Dengan dibaptis kita dibersihkan dari dosa-dosa kita oleh Kristus dan mulai
menjalani hidup baru yang dipimpin Roh.
Bagaimana
sikap saya terhadap sunat dan baptis? Apakah saya melihatnya hanya sebagai
upacara formal, lahiriah, ataukah sudah saya hayati nilai-nilai rohaninya
dengan hidup dalam kekudusan?
·
Hidup dalam janji
Kelahiran
anak laki-lakinya dan berakhirnya kebisuan menunjukkan kepada Zakharia bahwa Allah
pasti menepati janji-Nya dan tidak ada yang mustahil bagi Dia (Luk. 1:37). Dia
harus membayar mahal ketidakpercayaannya, namun ketidakpercayaannya itu sendiri
tidak dapat menghalangi Allah dalam melaksanakan rencana-Nya.
Kita
pun umat perjanjian, umat yang hidup dalam janji. Hidup dalam janji tidaklah
mudah apalagi kalau apa yang dijanjikan itu seakan mustahil dan lama tidak
terpenuhi. Pengalaman Zakharia menyadarkan kita bahwa Allah tidak pernah
melupakan janji-Nya. Janji Allah bisa dipercaya dan kita tidak perlu
meragukannya karena Allah tidak mungkin berdusta (Ibr. 6:18). Tapi, bagaimana
dengan janji kita yang menyebut diri anak-anak Allah? Masih pantaskah kita
disebut anak Allah bila janji kita tidak bisa dipercaya lagi?
·
Ketaatan pada firman mendatangkan
berkat
Belajar
dari pengalaman, Zakharia dan Elisabet berusaha sebisa mungkin menaati firman
Tuhan. Mereka menyunatkan anak mereka pada hari kedelapan dan menamainya
Yohanes. Dalam memberi nama ini, mereka lebih memilih taat kepada firman Tuhan
daripada kepada tradisi yang berlaku. Akibatnya, mereka menjadi orang yang
terberkati dan Allah menyertai anak mereka. Betapa banyak tradisi dan
peraturan-peraturan duniawi yang sepertinya kurang sesuai bahkan bertentangan
dengan firman Tuhan. Bagaimana kita menyikapinya?
·
Nama menunjukkan identitas diri
Nama
merupakan pembeda identitas dan menggambarkan siapa saya, juga apa yang Tuhan
dan orang lain harapkan dari saya. Betapa sering kita memilih nama secara
sembarangan, atau menyebut nama orang lain secara tidak benar. Nama atau
sebutan yang diberikan kepada kita menunjukkan dan menggambarkan identitas
kita. Sebuah pepatah Cina berbunyi, "Awal kebijaksanaan adalah memanggil
sesuatu dengan namanya yang benar". Apakah kita menghargai nama? Ataukah
kita menyepelekannya seperti Shakespeare, pujangga besar Inggris, yang
mengatakan, "Apalah arti sebuah nama? Setangkai mawar tetap harum entah ia
bernama rose atau rosa"?
·
Memuji
Ketika
bisa berbicara kembali seperti sediakala, hal pertama yang dilakukan oleh
Zakharia ialah memuji Allah (ayat 64b). Apakah kita termasuk orang yang bisu
seperti Zakharia yang sedang menjalani hukuman, ataukah orang yang memujiTuhan?

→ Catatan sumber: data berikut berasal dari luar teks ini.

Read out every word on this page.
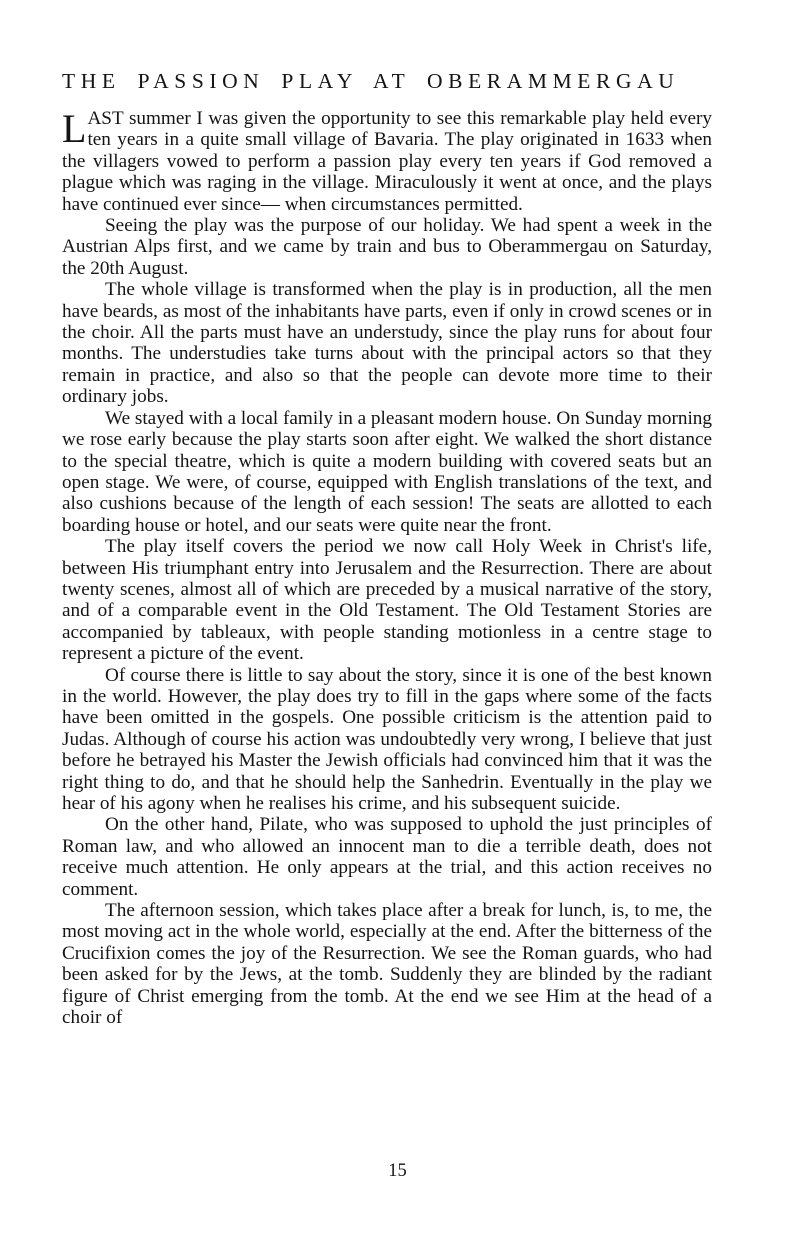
THE PASSION PLAY AT OBERAMMERGAU

LAST summer I was given the opportunity to see this remarkable play held every ten years in a quite small village of Bavaria. The play originated in 1633 when the villagers vowed to perform a passion play every ten years if God removed a plague which was raging in the village. Miraculously it went at once, and the plays have continued ever since— when circumstances permitted.

Seeing the play was the purpose of our holiday. We had spent a week in the Austrian Alps first, and we came by train and bus to Oberammergau on Saturday, the 20th August.

The whole village is transformed when the play is in production, all the men have beards, as most of the inhabitants have parts, even if only in crowd scenes or in the choir. All the parts must have an understudy, since the play runs for about four months. The understudies take turns about with the principal actors so that they remain in practice, and also so that the people can devote more time to their ordinary jobs.

We stayed with a local family in a pleasant modern house. On Sunday morning we rose early because the play starts soon after eight. We walked the short distance to the special theatre, which is quite a modern building with covered seats but an open stage. We were, of course, equipped with English translations of the text, and also cushions because of the length of each session! The seats are allotted to each boarding house or hotel, and our seats were quite near the front.

The play itself covers the period we now call Holy Week in Christ's life, between His triumphant entry into Jerusalem and the Resurrection. There are about twenty scenes, almost all of which are preceded by a musical narrative of the story, and of a comparable event in the Old Testament. The Old Testament Stories are accompanied by tableaux, with people standing motionless in a centre stage to represent a picture of the event.

Of course there is little to say about the story, since it is one of the best known in the world. However, the play does try to fill in the gaps where some of the facts have been omitted in the gospels. One possible criticism is the attention paid to Judas. Although of course his action was undoubtedly very wrong, I believe that just before he betrayed his Master the Jewish officials had convinced him that it was the right thing to do, and that he should help the Sanhedrin. Eventually in the play we hear of his agony when he realises his crime, and his subsequent suicide.

On the other hand, Pilate, who was supposed to uphold the just principles of Roman law, and who allowed an innocent man to die a terrible death, does not receive much attention. He only appears at the trial, and this action receives no comment.

The afternoon session, which takes place after a break for lunch, is, to me, the most moving act in the whole world, especially at the end. After the bitterness of the Crucifixion comes the joy of the Resurrection. We see the Roman guards, who had been asked for by the Jews, at the tomb. Suddenly they are blinded by the radiant figure of Christ emerging from the tomb. At the end we see Him at the head of a choir of

15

Berapa lama kita membisu? Apakah kita sedang menunggu karya ajaib supaya bisa
melepaskan kebisuan kita? Ataukah kita sudah dijiwai oleh pesan Paulus untuk
selalu memuji dan bersyukur kepada Allah dalam situasi apapun?***
3.
KELUARGA
YANG BERSEKUTU : KELUARGA KUDUS NAZARET (Luk 2:41-52)
Keluarga
Kristiani sering disebut Ecclesia
Domestica artinya Gereja Domestik atau Gereja Rumah Tangga. Maksudnya,
keluarga kristiani diharapkan menjadi perwujudan Gereja, persekutuan hidup
dalam iman akan Yesus Kristus yang menghadirkan nilai-nilai Injili. Nilai-nilai
itu terutama kasih dan ketaatan kepada Allah dan sesama, serta kerendanan hati.
Tiga
pilar ini menjadi tiang utama penyangga persatuan hidup berkeluarga. Keluarga
dipanggil untuk melayani hal-hal jasmani dan sekaligus juga hal-hal rohani. Hal
ini dapat kita pelajari dari Keluarga Kudus Nazaret, khususnya dari kisah
tentang Yesus yang ditemukan di Bait Allah dalam Luk. 2:41-52. Maria dan Yusuf
yang setiap tahun pergi ke Yerusalem untuk merayakan Paskah menjadi teladan
bagi kita dalam kesetiaan melayani Allah dan menaati hukum-hukum-Nya.
Kisah
dalam Luk. 2:41-52 dapat dibagi dalam tiga bagian, yakni Yesus yang berusia dua
belas tahun diajak orangtuanya pergi ke Yerusalem (ayat 41-42), Yesus
tertinggal di Yerusalem (ayat 43-50), dan Yesus kembali ke Nazaret (ayat
51-52).
Yesus
yang Berusia Dua Belas Tahun Diajak ke Yerusalem (Luk. 2:41-42)
Kisah
Yesus ditemukan di Bait Allah diawali dengan pernyataan bahwa "tiap-tiap
tahun orangtua Yesus pergi ke Yerusalem pada hari raya Paskah" (ayat 41).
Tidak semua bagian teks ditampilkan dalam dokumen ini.